On the 'Inadequacy' of Language

I've often come across (and myself even flirted with) several forms of the notion that language is entirely 'inadequate' to describe God. In fact, I still in many ways find this to be true. No language can exhaustively declare the reality, the beauty, the holiness of our Triune God.

What is unfortunate, however, is how often people in our day will take their queues from neo-orthodoxy and give up on propositional language at all to describe God. God becomes one meant to be experienced rather than spoken of.

I have found some observations from Vern S. Poythress on this topic to be quite helpful, so I thought I'd post them for your pondreing as well.

On what basis are we to make judgments about adequacy and inadequacy ... ? What could we mean by saying that human language is inadequate to talk about God ... ? In what way is it "inadequate"? And what do we expect talk about God ... to be like? Our expectations and definitions of "adequacy" ... are themselves shot through with values, with preferences, desires, standards, and perhaps disappointments at goals that we set but are not reached. Where do these values come from? If God is Lord, we ought to conform our values to his standards. Hence there is something intrinsically rebellious about negatively evaluating biblical language [for its adequacy as "God talk"].[1]

He continues, pointing out the self-defeating nature of these notions of the uselessness of language to speak of God:

How does the objector obtain the necessary knowledge about God, truth, and cultures in order to make a judgment about the adequacy of language for expressing theology and truth, and for achieving cross-cultural communications? How does he do this when he himself is largely limited by the capabilities of his own language and culture?[2]

So, what can we say to all these things? Is language enough to speak of God sufficiently? Absolutely not. But at the end of the day, I think it's safest to land where Augustine does, after spending a page of small print describing some of the glorious mysteries of God:
You are my God, my Life, my Holy Delight, but is this enough to say of you? Can any man say enough when he speaks of you? Yet woe betide those who are silent about you!
I may never be able to describe God completely, but may that never stop me from spending every last breath he gives me declaring his goodness and his glory!
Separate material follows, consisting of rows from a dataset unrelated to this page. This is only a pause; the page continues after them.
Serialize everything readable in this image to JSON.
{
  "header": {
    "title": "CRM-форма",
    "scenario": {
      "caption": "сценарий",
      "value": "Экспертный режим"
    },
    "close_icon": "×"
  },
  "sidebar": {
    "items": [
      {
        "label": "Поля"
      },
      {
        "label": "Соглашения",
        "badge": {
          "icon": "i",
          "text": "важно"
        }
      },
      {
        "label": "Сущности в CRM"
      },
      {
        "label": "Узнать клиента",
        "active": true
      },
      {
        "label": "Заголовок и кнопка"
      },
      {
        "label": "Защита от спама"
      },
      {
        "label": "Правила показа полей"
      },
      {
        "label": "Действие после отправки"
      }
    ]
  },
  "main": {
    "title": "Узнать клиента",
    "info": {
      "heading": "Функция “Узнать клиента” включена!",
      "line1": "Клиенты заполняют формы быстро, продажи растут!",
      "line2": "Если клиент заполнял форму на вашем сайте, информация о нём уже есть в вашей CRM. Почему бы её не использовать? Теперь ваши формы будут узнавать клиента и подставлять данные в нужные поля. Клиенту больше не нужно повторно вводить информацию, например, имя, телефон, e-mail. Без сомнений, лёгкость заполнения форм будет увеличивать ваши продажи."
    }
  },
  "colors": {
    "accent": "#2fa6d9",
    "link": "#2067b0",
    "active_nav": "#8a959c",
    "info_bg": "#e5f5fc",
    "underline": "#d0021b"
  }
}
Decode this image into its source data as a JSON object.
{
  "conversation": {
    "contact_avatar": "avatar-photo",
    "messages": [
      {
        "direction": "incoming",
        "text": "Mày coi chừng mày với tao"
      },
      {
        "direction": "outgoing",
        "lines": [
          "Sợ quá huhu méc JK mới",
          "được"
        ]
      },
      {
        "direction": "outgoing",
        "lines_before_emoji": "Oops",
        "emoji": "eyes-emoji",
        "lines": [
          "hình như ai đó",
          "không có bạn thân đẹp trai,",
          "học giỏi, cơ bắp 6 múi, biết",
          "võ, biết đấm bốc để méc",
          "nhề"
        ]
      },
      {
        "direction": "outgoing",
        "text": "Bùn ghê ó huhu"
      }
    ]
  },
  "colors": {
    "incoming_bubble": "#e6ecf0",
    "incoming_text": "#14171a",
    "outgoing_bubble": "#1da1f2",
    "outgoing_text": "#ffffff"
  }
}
[1] Vern S. Poythress, “Adequacy of Language and Accomodation,” in Hermeneutics, Inerrancy, and the Bible, ed. Earl D. Radmacher and Robert D. Preus (Grand Rapids: Zondervan, 1984), 353.

[2] Ibid., 354.

Saturday, January 27, 2007

Gleanings on the Spirit from Acts

I don't know if you're anything like me, but if you are, then you probably wonder from time to time why you have to learn something so many times before it finally sinks in. This morning, as I was reading through Acts, I couldn't help but be struck with the reality of my need to regularly read big chunks of Scripture at a single sitting.

This is true for lots of reasons. For one thing, it's the way Scripture was meant to be learned. Luke didn't write Acts in handy little chapters and verses so that we could read a little bit each day. He wrote it as one story to be read aloud or to oneself in one sitting. If we want to understand a book of the Bible, we need to read it like it was meant to be read.

Following on that reason, it brings out a lot of the bigger themes that you're so prone to miss in a book if you don't see them repeated over several chapters. Call me an idiot, but it blew my mind to see this time through the book just how big a role the Holy Spirit plays in this book. It's plain to see, I know, but our need of the Spirit, the necessity of the Spirit going where the gospel goes, the sovereignty of the Spirit in determining where the gospel goes, the role of the Spirit in guiding and protecting believers, the role of the Spirit in redemptive-history, the necessity of the filling of the Spirit for any effective ministry... over and over and over again the Holy Spirit (or 'the Spirit' or 'the Spirit of Jesus') is emphatically spoken of as essential to the gospel-cause.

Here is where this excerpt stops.